For regulated industries, shadow AI represents an active disclosure risk. A healthcare professional pasting a patient note into a consumer ChatGPT account to "make it sound nicer" is a HIPAA / PIPEDA / BC HIA / Alberta HIA disclosure event. A securities firm employee asking an AI to summarise a confidential transaction is potentially a regulated-information disclosure.

For non-regulated organisations, shadow AI still has commercial implications. Customer lists, pricing strategies, and proprietary process documentation regularly find their way into consumer AI services. The data may not be retained — the user may have selected the right setting — but the organisation has no audit trail to prove it.

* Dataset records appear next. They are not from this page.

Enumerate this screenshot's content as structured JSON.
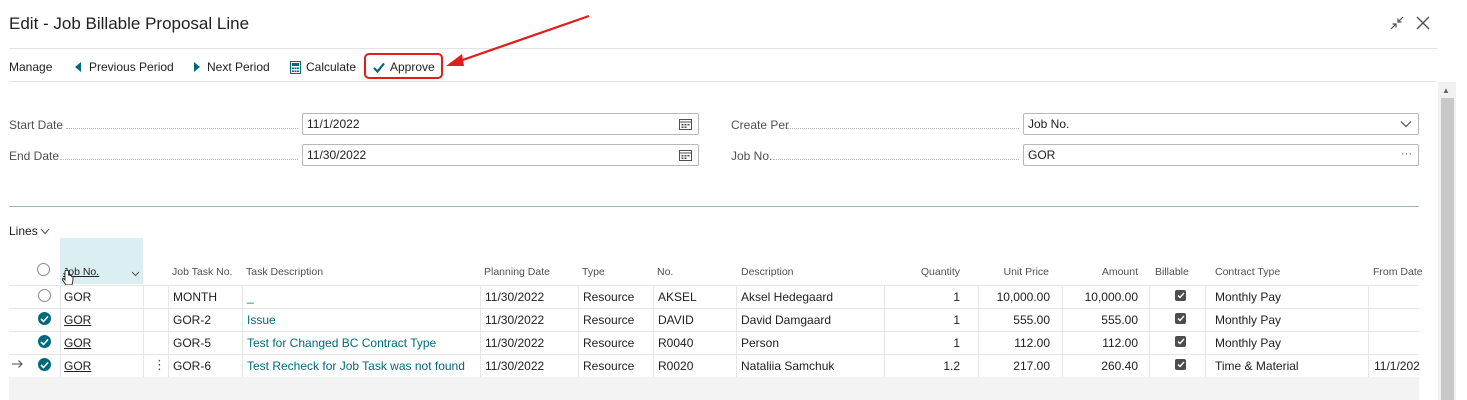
{
  "window": {
    "title": "Edit - Job Billable Proposal Line",
    "collapse_icon": "collapse-icon",
    "close_icon": "close-icon"
  },
  "actions": {
    "manage": "Manage",
    "previous_period": "Previous Period",
    "next_period": "Next Period",
    "calculate": "Calculate",
    "approve": "Approve"
  },
  "fields": {
    "start_date": {
      "label": "Start Date",
      "value": "11/1/2022"
    },
    "end_date": {
      "label": "End Date",
      "value": "11/30/2022"
    },
    "create_per": {
      "label": "Create Per",
      "value": "Job No."
    },
    "job_no": {
      "label": "Job No.",
      "value": "GOR",
      "lookup": "···"
    }
  },
  "lines": {
    "label": "Lines",
    "columns": {
      "job_no": "Job No.",
      "job_task_no": "Job Task No.",
      "task_description": "Task Description",
      "planning_date": "Planning Date",
      "type": "Type",
      "no": "No.",
      "description": "Description",
      "quantity": "Quantity",
      "unit_price": "Unit Price",
      "amount": "Amount",
      "billable": "Billable",
      "contract_type": "Contract Type",
      "from_date": "From Date"
    },
    "rows": [
      {
        "selected": false,
        "current": false,
        "job_no": "GOR",
        "job_task_no": "MONTH",
        "task_description": "_",
        "planning_date": "11/30/2022",
        "type": "Resource",
        "no": "AKSEL",
        "description": "Aksel Hedegaard",
        "quantity": "1",
        "unit_price": "10,000.00",
        "amount": "10,000.00",
        "billable": true,
        "contract_type": "Monthly Pay",
        "from_date": ""
      },
      {
        "selected": true,
        "current": false,
        "job_no": "GOR",
        "job_task_no": "GOR-2",
        "task_description": "Issue",
        "planning_date": "11/30/2022",
        "type": "Resource",
        "no": "DAVID",
        "description": "David Damgaard",
        "quantity": "1",
        "unit_price": "555.00",
        "amount": "555.00",
        "billable": true,
        "contract_type": "Monthly Pay",
        "from_date": ""
      },
      {
        "selected": true,
        "current": false,
        "job_no": "GOR",
        "job_task_no": "GOR-5",
        "task_description": "Test for Changed BC Contract Type",
        "planning_date": "11/30/2022",
        "type": "Resource",
        "no": "R0040",
        "description": "Person",
        "quantity": "1",
        "unit_price": "112.00",
        "amount": "112.00",
        "billable": true,
        "contract_type": "Monthly Pay",
        "from_date": ""
      },
      {
        "selected": true,
        "current": true,
        "job_no": "GOR",
        "job_task_no": "GOR-6",
        "task_description": "Test Recheck for Job Task was not found",
        "planning_date": "11/30/2022",
        "type": "Resource",
        "no": "R0020",
        "description": "Nataliia Samchuk",
        "quantity": "1.2",
        "unit_price": "217.00",
        "amount": "260.40",
        "billable": true,
        "contract_type": "Time & Material",
        "from_date": "11/1/202"
      }
    ]
  },
  "colors": {
    "accent": "#00697c",
    "annotation_red": "#e21b1b"
  }
}
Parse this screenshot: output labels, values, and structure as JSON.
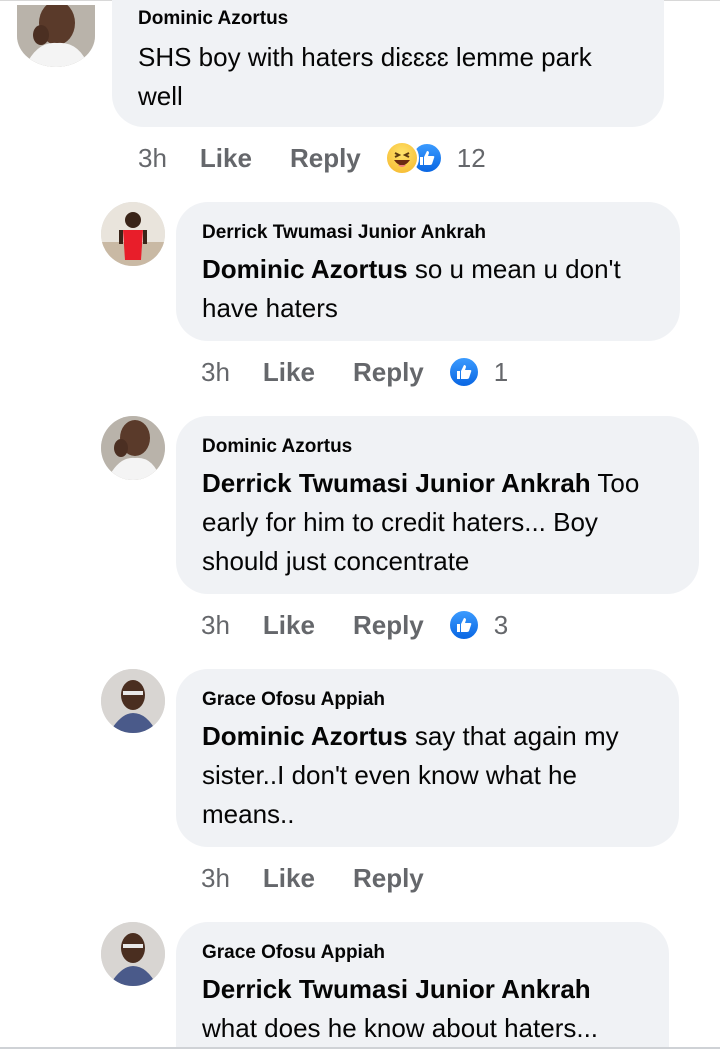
{
  "colors": {
    "bubble": "#f0f2f5",
    "meta": "#65676b",
    "like_blue": "#1877f2"
  },
  "comments": [
    {
      "author": "Dominic Azortus",
      "mention": "",
      "text": "SHS boy with haters diɛɛɛɛ lemme park well",
      "time": "3h",
      "like": "Like",
      "reply": "Reply",
      "reactions": [
        "haha-icon",
        "like-icon"
      ],
      "reaction_count": "12"
    },
    {
      "author": "Derrick Twumasi Junior Ankrah",
      "mention": "Dominic Azortus",
      "text": " so u mean u don't have haters",
      "time": "3h",
      "like": "Like",
      "reply": "Reply",
      "reactions": [
        "like-icon"
      ],
      "reaction_count": "1"
    },
    {
      "author": "Dominic Azortus",
      "mention": "Derrick Twumasi Junior Ankrah",
      "text": " Too early for him to credit haters... Boy should just concentrate",
      "time": "3h",
      "like": "Like",
      "reply": "Reply",
      "reactions": [
        "like-icon"
      ],
      "reaction_count": "3"
    },
    {
      "author": "Grace Ofosu Appiah",
      "mention": "Dominic Azortus",
      "text": " say that again my sister..I don't even know what he means..",
      "time": "3h",
      "like": "Like",
      "reply": "Reply",
      "reactions": [],
      "reaction_count": ""
    },
    {
      "author": "Grace Ofosu Appiah",
      "mention": "Derrick Twumasi Junior Ankrah",
      "text": " what does he know about haters...",
      "time": "",
      "like": "",
      "reply": "",
      "reactions": [],
      "reaction_count": ""
    }
  ]
}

For MSPs, shadow-AI visibility has become a billable conversation. Clients want to know whether their staff are using AI services, which services, and how often — and they want sanctioned-alternative recommendations they can deploy quickly.

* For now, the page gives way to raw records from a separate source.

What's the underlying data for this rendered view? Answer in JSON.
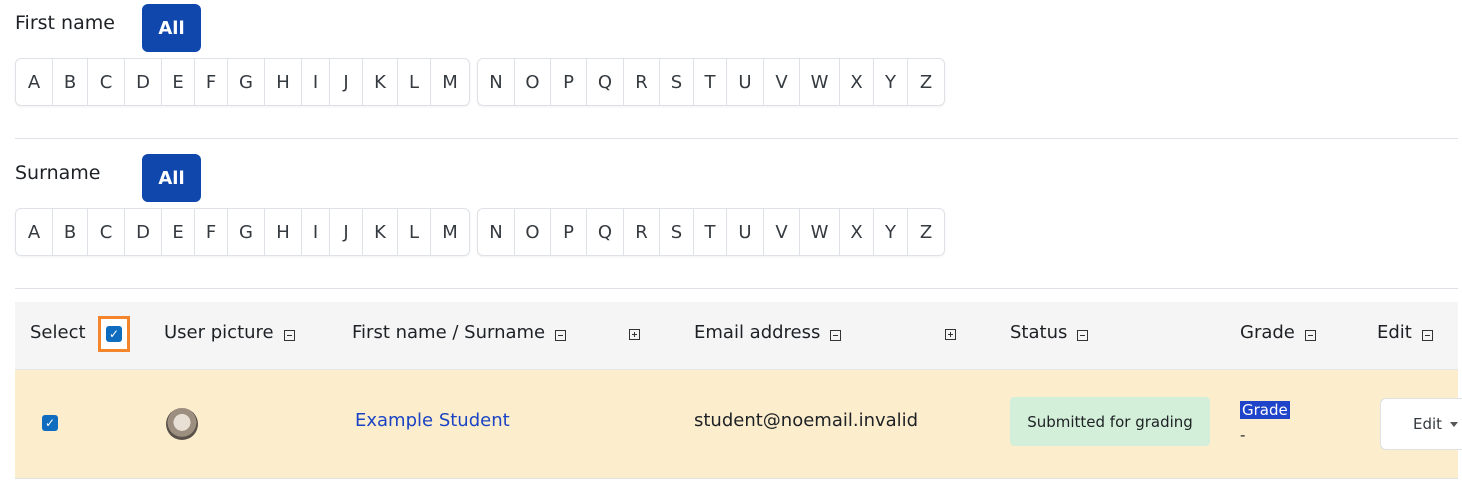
{
  "first_name_filter": {
    "label": "First name",
    "all_label": "All",
    "letters_a_m": [
      "A",
      "B",
      "C",
      "D",
      "E",
      "F",
      "G",
      "H",
      "I",
      "J",
      "K",
      "L",
      "M"
    ],
    "letters_n_z": [
      "N",
      "O",
      "P",
      "Q",
      "R",
      "S",
      "T",
      "U",
      "V",
      "W",
      "X",
      "Y",
      "Z"
    ]
  },
  "surname_filter": {
    "label": "Surname",
    "all_label": "All",
    "letters_a_m": [
      "A",
      "B",
      "C",
      "D",
      "E",
      "F",
      "G",
      "H",
      "I",
      "J",
      "K",
      "L",
      "M"
    ],
    "letters_n_z": [
      "N",
      "O",
      "P",
      "Q",
      "R",
      "S",
      "T",
      "U",
      "V",
      "W",
      "X",
      "Y",
      "Z"
    ]
  },
  "table": {
    "headers": {
      "select": "Select",
      "user_picture": "User picture",
      "name": "First name / Surname",
      "email": "Email address",
      "status": "Status",
      "grade": "Grade",
      "edit": "Edit"
    },
    "select_all_checked": true,
    "rows": [
      {
        "checked": true,
        "name": "Example Student",
        "email": "student@noemail.invalid",
        "status": "Submitted for grading",
        "grade_label": "Grade",
        "grade_value": "-",
        "edit_label": "Edit"
      }
    ]
  },
  "colors": {
    "primary": "#0f47ad",
    "row_highlight": "#fcedcd",
    "status_bg": "#d4efd9",
    "link": "#1a44c4",
    "select_highlight": "#f4852a"
  },
  "icons": {
    "collapse": "collapse-column-icon",
    "expand": "expand-column-icon",
    "check": "checkmark-icon",
    "caret": "caret-down-icon"
  }
}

How Lavawall® helps with Shadow AI

Lavawall® reviews email metadata against a curated 1,130+ SaaS application catalog to surface SaaS usage with low false-positive rates. The catalog includes the major generative-AI services and the tools that integrate with them. The result: a list of AI applications genuinely in use, attributed to specific users.

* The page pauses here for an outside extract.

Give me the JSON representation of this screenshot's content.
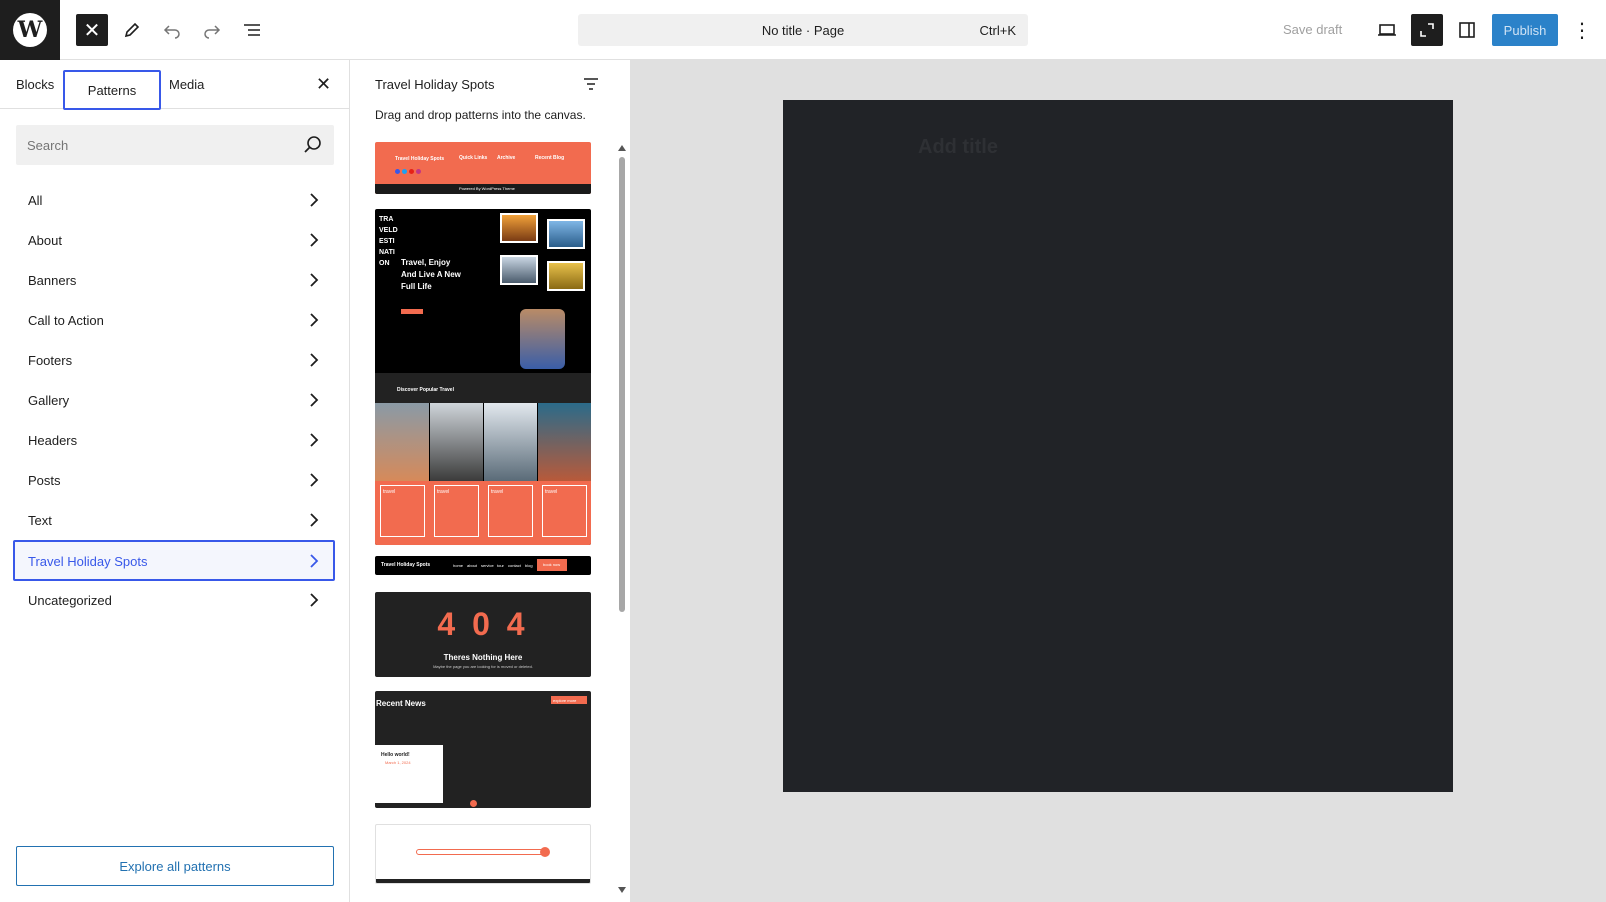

For MSP and IT teams, the platform supports an authorisation workflow — sanctioning specific AI services by category, surfacing unauthorised alternatives that should be migrated to the sanctioned ones, and producing reports the client's compliance officer can use in their next review.

Because SaaS / shadow-AI discovery is bundled into the Lavawall® platform alongside patching, GRC, and breach detection, the data feeds directly into compliance evidence (CMMC 2.0 SC.L2-3.13.6, NIST CSF DE.CM-7, CIS Control 16, SOC 2 CC6.6, PIPEDA accountability principle) without a separate per-user CASB invoice.

Frequently asked

Is shadow AI just shadow IT?
It is a subset of shadow IT with a distinctive risk profile. The conversational data-paste pattern, the rapid adoption pace, the model-training implications, and the output-licensing concerns are all characteristic of generative-AI usage in particular.
Can I just block ChatGPT and Claude at the firewall?
You can, and some organisations do — but blocking alone tends to push users to mobile data, personal devices, or VPNs. The more sustainable pattern is visibility plus sanctioned-alternative provisioning: see who is using what, deploy a sanctioned corporate service with appropriate data-handling guarantees, and migrate users to it.
Does Microsoft Copilot for M365 solve the shadow-AI problem?
It can solve a portion — providing a sanctioned generative-AI service with M365-tenant data handling — but only if the organisation also has visibility into who is still using consumer services. Copilot deployment without shadow-AI discovery just adds another tool to the mix.
How is this different from a CASB?
A CASB enforces policy at the network or API layer — actively blocking or proxying SaaS traffic. Lavawall® shadow-AI discovery focuses on visibility and attribution. For most MSP clients, visibility plus a sanctioned-alternative conversation is sufficient. CASBs and Lavawall® can coexist for clients that need active enforcement on top of visibility.